La saga de deux sœurs arméniennes, survivantes du génocide.

Dès les premières pages, l’horreur absolue. Âmes sensibles, vous êtes prévenues : dans ce roman, Ian Manook ne vous épargnera pas. C’est un parti pris totalement compréhensible au vu du sujet abordé : le génocide arménien. En s’inspirant des souvenirs de sa grand-mère, l’auteur écrit la saga bouleversante de deux sœurs nées à Erzeroum, dans l’Empire ottoman : Araxie, dix ans, et Haïganouch, six ans. Enfants, elles supportent les pires abominations, à commencer par le viol et l’assassinat de leur mère sous leurs yeux. Elles sont déportées et doivent leur salut à des âmes généreuses, des exceptions ensoleillées au milieu des participants complaisants et complices des massacres, qui parviennent à contourner les abominations perpétrées par les Turcs au péril de leur vie.
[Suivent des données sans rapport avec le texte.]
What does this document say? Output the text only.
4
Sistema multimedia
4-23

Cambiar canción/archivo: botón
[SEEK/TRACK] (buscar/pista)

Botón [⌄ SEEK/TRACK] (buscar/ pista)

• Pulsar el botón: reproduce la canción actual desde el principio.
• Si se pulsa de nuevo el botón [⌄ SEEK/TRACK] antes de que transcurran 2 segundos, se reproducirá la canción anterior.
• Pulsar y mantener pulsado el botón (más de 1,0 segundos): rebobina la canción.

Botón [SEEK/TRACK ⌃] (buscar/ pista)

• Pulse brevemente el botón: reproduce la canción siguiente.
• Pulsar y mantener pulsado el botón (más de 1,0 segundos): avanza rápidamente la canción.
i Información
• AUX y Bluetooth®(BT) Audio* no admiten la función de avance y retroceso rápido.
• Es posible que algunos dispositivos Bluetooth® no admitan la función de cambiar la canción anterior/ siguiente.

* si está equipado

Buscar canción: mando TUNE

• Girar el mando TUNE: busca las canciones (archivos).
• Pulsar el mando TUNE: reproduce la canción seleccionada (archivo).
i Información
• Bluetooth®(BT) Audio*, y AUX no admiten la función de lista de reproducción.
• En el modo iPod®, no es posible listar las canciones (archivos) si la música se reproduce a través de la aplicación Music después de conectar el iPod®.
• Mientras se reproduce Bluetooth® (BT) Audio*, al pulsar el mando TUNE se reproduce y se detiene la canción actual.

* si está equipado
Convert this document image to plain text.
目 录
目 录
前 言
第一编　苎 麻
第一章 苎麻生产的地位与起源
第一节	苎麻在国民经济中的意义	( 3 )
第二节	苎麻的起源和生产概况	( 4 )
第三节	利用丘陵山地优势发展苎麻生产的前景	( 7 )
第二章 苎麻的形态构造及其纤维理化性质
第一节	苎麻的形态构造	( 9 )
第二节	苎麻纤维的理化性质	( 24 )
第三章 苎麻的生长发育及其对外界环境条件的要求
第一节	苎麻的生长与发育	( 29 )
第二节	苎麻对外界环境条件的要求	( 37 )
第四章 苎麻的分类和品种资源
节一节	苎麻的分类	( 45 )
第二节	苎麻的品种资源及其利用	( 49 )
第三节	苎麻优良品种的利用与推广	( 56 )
« Le sourire d’Haïganouch et celui qu’il fait naître sur le visage d’Assina malgré ses larmes essorent le cœur du médecin soldat. Les enfants sont l’avenir de ce monde et pourtant chaque bourreau qui les massacre a été un enfant lui aussi. Que reste-t-il des hommes ? soupire-t-il. Des tribus guerrières, devenues des empires assassins dont il enterre, jour après jour, les soldats hébétés de mourir à leur tour, après avoir tué tant et tant d’autres soldats morts dans le même étonnement de ne pas survivre ».

C’est le genre de roman historique, de la petite histoire dans la grande, qui donne envie d’en apprendre plus. Qui fait aussi réaliser combien certains drames sont insuffisamment traités, dans les livres comme dans les programmes scolaires. Le génocide arménien mérite toute notre attention. En souvenir des victimes, même si le souvenir en lui seul ne leur rendra pas justice. Des massacres systématiques ont encore lieu. Selon les époques, ils visent d’autres populations, ethnies, religions, ou autre étiquette réductrice dans laquelle l’humain idiot s’évertue à caser ses semblables.

« Une heure plus tard, les déportés des différents quartiers convergent pour former un long serpent de misère à la sortie de la ville. L’homme de l’Ittihad et l’umbachi remontent la colonne à contresens, une liste à la main, pour s’assurer que tout le monde est là. Famille par famille. Nom par nom. Nouveau-né par nouveau-né. Quelque part à Istamboul, dans les palais dorés de la nouvelle République, des hommes attendent ces listes pour vérifier leurs calculs : dans aucune province de la grande Turquie il ne doit rester plus de cinq pour cent d’Arméniens. La grandeur de l’Empire est à ce prix, que les giavour doivent payer pour avoir eu l’insolence d’être là plus de deux mille ans avant eux. D’avoir été un empire avant leur Empire. Le premier royaume chrétien au monde. Et d’avoir été, jusqu’au massacre des notables du 24 avril, l’élite intellectuelle et économique de ce pays ».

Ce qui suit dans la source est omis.